The porcelain crown which had been placed over the lower left second molar fourteen years back, in a city based Dental Clinic had admirably served its purpose.
However, of late the porcelain crown had come out of its base as the patient was flossing the inter-dental spaces between first molar and second molar and second molar and third molar. The patient had been methodically scrupulous in maintaining her oral hygiene.
As a 54 year old business woman her job was to interact with customers and convince them of the quality of watches in the shop which had a varying range of price-line.
She was conscious of the fact that her breath should always ‘smell good’ as halitosis of the mouth would discourage the clients from engaging in face to face financial transactions.
The Dental Surgeon surveyed the porcelain crown which the patient had tucked in her hand bag and taken out.
The status of the porcelain crown was good.
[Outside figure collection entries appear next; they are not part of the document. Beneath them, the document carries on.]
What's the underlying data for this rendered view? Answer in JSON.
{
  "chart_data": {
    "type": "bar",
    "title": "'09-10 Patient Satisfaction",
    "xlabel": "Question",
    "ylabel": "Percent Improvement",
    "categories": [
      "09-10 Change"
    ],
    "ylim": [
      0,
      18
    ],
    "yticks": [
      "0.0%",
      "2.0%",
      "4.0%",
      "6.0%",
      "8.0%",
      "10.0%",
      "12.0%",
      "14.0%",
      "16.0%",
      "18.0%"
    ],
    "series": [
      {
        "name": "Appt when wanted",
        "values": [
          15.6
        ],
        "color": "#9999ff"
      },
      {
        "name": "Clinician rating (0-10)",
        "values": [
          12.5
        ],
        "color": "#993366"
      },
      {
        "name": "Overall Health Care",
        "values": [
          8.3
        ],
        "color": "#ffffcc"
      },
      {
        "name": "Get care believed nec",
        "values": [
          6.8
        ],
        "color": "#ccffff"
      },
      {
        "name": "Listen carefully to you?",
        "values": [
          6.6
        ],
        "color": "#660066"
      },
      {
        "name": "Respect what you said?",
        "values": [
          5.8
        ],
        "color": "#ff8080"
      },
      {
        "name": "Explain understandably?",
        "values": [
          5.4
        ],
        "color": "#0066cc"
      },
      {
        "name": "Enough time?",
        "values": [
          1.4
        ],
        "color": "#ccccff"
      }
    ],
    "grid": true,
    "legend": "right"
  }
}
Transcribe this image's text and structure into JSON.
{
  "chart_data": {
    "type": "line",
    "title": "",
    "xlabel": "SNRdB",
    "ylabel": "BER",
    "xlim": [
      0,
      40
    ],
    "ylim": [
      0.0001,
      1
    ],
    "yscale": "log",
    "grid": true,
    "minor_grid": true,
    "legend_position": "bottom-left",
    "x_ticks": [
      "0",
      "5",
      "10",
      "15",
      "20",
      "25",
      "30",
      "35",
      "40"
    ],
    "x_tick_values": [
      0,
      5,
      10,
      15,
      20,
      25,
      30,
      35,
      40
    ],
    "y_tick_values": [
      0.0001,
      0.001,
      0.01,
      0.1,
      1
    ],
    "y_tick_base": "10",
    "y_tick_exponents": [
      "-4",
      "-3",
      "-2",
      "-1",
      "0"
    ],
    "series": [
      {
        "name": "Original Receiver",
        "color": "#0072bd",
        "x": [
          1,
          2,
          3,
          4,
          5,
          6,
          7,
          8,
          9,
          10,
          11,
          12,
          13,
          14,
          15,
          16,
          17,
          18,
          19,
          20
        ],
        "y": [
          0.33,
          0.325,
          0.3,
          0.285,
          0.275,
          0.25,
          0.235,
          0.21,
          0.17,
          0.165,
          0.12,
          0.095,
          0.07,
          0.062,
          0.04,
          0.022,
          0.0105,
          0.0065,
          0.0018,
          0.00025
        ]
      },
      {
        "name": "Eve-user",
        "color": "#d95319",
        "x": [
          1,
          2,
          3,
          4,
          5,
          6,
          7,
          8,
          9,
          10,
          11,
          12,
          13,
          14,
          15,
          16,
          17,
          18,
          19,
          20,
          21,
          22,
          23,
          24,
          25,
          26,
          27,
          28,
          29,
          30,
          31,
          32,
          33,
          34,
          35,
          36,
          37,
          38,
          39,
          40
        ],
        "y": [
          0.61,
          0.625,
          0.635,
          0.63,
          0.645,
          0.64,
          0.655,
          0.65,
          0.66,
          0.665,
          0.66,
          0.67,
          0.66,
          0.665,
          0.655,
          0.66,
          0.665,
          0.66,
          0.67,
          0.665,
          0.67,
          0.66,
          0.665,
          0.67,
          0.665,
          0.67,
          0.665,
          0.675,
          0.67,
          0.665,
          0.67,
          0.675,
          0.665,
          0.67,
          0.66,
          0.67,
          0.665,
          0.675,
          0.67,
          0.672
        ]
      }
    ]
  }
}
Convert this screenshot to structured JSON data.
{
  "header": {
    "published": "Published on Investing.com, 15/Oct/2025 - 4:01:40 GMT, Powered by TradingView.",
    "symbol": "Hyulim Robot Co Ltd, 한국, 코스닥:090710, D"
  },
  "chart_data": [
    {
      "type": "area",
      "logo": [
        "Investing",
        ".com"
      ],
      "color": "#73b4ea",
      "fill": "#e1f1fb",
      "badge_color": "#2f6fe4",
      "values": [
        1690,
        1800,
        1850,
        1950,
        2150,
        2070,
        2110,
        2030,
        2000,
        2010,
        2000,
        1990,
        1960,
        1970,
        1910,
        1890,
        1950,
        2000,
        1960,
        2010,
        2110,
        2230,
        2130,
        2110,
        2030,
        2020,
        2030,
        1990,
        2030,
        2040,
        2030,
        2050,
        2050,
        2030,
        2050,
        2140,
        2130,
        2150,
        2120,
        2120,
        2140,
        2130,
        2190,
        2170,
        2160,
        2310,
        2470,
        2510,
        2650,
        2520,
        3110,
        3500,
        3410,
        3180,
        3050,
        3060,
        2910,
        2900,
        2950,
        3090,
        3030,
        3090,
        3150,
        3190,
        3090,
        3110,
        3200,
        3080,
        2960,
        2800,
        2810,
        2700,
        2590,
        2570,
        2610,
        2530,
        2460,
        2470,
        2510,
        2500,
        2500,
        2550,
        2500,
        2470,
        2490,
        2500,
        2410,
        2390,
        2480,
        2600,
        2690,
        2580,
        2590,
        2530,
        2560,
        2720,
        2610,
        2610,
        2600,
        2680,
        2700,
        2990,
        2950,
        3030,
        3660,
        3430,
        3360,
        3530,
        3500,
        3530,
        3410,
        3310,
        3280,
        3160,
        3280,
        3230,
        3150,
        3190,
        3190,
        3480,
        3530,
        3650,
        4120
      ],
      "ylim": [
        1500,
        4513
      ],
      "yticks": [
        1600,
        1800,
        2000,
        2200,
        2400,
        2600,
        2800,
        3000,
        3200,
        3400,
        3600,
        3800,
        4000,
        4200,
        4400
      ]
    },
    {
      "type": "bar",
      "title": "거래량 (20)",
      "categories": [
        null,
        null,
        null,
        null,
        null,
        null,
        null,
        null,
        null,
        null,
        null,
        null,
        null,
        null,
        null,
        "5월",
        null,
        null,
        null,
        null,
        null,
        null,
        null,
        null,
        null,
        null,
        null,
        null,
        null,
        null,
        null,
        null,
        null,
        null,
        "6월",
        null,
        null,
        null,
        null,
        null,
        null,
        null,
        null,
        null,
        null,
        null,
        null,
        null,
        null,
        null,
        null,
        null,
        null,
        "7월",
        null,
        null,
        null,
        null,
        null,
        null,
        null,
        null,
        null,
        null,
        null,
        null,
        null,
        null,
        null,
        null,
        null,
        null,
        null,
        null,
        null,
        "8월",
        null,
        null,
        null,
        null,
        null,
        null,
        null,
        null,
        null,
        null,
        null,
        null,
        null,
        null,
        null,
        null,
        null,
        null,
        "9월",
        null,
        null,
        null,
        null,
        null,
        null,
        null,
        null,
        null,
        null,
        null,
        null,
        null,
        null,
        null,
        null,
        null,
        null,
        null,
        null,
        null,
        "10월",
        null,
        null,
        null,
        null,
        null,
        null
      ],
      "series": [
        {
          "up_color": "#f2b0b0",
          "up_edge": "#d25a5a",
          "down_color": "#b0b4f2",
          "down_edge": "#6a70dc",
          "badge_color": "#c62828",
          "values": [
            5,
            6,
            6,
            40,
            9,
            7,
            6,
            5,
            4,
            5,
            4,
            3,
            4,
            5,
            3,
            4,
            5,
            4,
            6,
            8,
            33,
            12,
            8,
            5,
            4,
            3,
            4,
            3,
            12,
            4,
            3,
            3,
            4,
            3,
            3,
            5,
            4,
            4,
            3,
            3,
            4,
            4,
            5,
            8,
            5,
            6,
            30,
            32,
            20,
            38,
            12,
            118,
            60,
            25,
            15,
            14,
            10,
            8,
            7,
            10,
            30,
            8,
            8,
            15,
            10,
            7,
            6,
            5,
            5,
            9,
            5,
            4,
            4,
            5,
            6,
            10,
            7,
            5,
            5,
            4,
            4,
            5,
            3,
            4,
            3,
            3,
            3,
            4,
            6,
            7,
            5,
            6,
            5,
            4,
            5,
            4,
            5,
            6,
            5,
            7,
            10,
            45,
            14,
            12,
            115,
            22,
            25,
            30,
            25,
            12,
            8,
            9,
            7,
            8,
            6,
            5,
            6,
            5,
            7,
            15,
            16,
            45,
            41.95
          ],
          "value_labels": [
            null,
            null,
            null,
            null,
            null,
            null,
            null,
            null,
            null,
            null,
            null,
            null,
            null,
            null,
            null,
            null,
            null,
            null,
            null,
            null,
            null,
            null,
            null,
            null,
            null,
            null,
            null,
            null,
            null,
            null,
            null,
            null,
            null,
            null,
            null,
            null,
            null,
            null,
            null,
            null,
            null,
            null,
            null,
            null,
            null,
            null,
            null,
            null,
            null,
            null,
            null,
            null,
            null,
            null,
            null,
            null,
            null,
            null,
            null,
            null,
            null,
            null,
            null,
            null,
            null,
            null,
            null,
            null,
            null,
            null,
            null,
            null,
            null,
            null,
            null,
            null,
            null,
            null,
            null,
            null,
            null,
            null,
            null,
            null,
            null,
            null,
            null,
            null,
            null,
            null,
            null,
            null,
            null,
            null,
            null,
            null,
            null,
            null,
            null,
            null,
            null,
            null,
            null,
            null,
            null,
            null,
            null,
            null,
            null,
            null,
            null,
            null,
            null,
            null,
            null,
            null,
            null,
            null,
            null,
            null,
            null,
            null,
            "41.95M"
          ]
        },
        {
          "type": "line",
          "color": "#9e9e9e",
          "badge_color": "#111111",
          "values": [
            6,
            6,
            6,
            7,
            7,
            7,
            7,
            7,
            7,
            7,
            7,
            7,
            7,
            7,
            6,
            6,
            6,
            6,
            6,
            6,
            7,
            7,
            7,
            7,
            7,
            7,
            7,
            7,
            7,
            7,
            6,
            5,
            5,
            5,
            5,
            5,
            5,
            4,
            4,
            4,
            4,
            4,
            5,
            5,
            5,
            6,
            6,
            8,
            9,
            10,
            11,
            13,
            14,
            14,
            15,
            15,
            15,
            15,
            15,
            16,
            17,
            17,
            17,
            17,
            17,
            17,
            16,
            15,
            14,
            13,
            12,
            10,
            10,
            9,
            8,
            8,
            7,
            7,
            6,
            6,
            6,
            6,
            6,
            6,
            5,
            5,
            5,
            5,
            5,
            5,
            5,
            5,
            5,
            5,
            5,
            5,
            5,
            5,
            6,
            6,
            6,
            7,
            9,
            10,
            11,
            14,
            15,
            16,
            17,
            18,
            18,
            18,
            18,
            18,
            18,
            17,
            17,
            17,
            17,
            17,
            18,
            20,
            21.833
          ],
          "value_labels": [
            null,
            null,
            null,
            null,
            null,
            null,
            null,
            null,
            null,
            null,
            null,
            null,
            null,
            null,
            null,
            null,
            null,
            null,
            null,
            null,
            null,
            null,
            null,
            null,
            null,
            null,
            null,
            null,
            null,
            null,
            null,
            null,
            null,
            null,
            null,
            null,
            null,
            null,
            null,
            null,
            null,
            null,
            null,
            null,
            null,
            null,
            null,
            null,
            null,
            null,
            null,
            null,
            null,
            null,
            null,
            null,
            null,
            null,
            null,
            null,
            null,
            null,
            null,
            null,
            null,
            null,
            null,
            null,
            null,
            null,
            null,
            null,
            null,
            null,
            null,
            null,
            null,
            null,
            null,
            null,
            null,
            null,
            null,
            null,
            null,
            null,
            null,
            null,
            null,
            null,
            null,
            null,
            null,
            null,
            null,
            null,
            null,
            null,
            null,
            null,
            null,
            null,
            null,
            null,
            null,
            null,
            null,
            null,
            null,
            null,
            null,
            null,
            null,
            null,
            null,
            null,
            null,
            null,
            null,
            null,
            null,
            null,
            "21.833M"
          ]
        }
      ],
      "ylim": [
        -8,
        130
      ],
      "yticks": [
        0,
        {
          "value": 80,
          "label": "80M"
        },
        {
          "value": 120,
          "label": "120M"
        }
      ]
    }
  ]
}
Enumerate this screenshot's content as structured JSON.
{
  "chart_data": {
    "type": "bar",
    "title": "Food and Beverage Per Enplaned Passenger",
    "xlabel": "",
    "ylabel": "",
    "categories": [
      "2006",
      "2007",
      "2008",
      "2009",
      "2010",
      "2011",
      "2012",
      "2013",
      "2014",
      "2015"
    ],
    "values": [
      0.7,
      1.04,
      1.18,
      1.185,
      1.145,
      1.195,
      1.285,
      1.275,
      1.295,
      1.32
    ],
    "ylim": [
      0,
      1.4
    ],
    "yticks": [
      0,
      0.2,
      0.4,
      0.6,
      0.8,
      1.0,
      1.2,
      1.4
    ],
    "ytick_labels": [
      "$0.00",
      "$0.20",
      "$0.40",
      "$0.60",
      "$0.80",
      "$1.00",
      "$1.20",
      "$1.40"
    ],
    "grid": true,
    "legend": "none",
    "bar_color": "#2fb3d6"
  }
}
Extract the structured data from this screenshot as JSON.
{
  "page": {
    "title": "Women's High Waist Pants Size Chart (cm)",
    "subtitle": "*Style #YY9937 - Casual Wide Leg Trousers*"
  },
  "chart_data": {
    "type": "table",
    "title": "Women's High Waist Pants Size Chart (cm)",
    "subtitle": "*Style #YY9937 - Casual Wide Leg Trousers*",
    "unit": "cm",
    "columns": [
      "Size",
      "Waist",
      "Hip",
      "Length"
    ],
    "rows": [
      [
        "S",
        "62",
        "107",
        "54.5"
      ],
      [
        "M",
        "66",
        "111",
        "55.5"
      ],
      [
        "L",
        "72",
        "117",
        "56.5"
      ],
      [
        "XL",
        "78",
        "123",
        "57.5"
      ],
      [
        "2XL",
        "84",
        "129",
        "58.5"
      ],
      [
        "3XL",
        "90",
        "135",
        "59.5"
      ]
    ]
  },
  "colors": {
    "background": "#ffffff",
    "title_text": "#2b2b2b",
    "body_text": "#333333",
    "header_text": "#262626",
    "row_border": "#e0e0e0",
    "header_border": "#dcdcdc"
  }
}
The sulfaces-occlusal, mesial, distal, bucal and lingual-were all clear of plaque or food debris. The porcelain had remained intact despite the load of mastication it had taken over the years.
The patient said earnestly that since the porcelain crown had been out she had a weird smell and taste in her mouth. She wanted to have the crown fitted back into the void, left by the dismantled crown.
The Dental Surgeon (DS) cleared off the previous carboxylate cement from the hollow of the porcelain crown using the high speed drill with its jet of water to cool the crown. The cement provides the much needed tightening around the cut tooth and helps to retain the crown in place.
The DS was about to place the crown on the site to see if the bite with the upper molars was okay. His eyes fell on the base of the tooth which had been providing the support to the tooth. There was no portion of the enamel or dentine left. Instead, around the margins of the gums the two roots had opened up.
Their canals had reddish points indicative of the root –canal treatment that had been carried out more than a decade ago. The patient said, “I have also been having pain in the same tooth when I chew food.” The DS addressing her concern said, “There is no sufficient base on your second molar to provide a retentive seat to the porcelain crown. Furthermore the roots are denuded. The gums are inflamed.
They also bleed upon slight probing. There is also a degree or two of mobility associated with your roots.
I wish to convey to you that even after insertion of freshly prepared cement to place the porcelain crown back into its original position there is a possibility that the porcelain crown will not hold”.
The patient did not like the site of the roots and the accompanying redness of the gums around the roots. She said, “Doctor, please try to cement the crown as best as you can.”
The porcelain crown was re-fitted into the stumps of the roots.
For the sake of any future need for a new restoration it was decided to take a peri-apical view of the area. Needless to say both roots at their ends showed gross resorption of the alveolar bone that normally supports the tooth structure. No amount of conservation of the roots would help to restore the health of the roots.
The patient, as per the differential diagnosis, came back after eight days to the Dental Surgeon. She was carrying the crown as on ‘integument’. She agreed to have the infected roots of the molar removed under local anesthesia. The roots came out nice and easy with no resistance whatsoever, offered by the underlying bone.
The patient is now awaiting the complete healing of the socket site. She said, “I want to replace the gap with a removable partial denture which is clipped in. It I get used to this contraption it will save me the expenditure which I may have to incur in case I have to go for fixed crown and bridgewook.”
A mouth later a removable prosthesis consisting of the second molar with two stainless steel clasps grasping the anterior and posterior molars was put in place. The patient seems quite comfortable with the denture.
Son: “Pop, what’s the capital of Uruguay?”
Father: “I don’t know, son.”
Son: “Where was Mwalimu Nyerere born?.”
Father: “I don’t know.”
Son: “What is a polygon?”
Mother: “Don’t bother your Father!”
Father: “Let him ask questions. How else is he going to learn?”
In the trilogue above, the son would have been better off seeking answers to his quessions from somebody with an educational base. An ignoramus cannot provide a reply to a question posed by his own child if he has no academic background.
The patient in the Dental Clinc at least made it certain that her dental problem was tackled with appropriate expertise of the Dental Surgeon. There is no room for flippancy in health matters.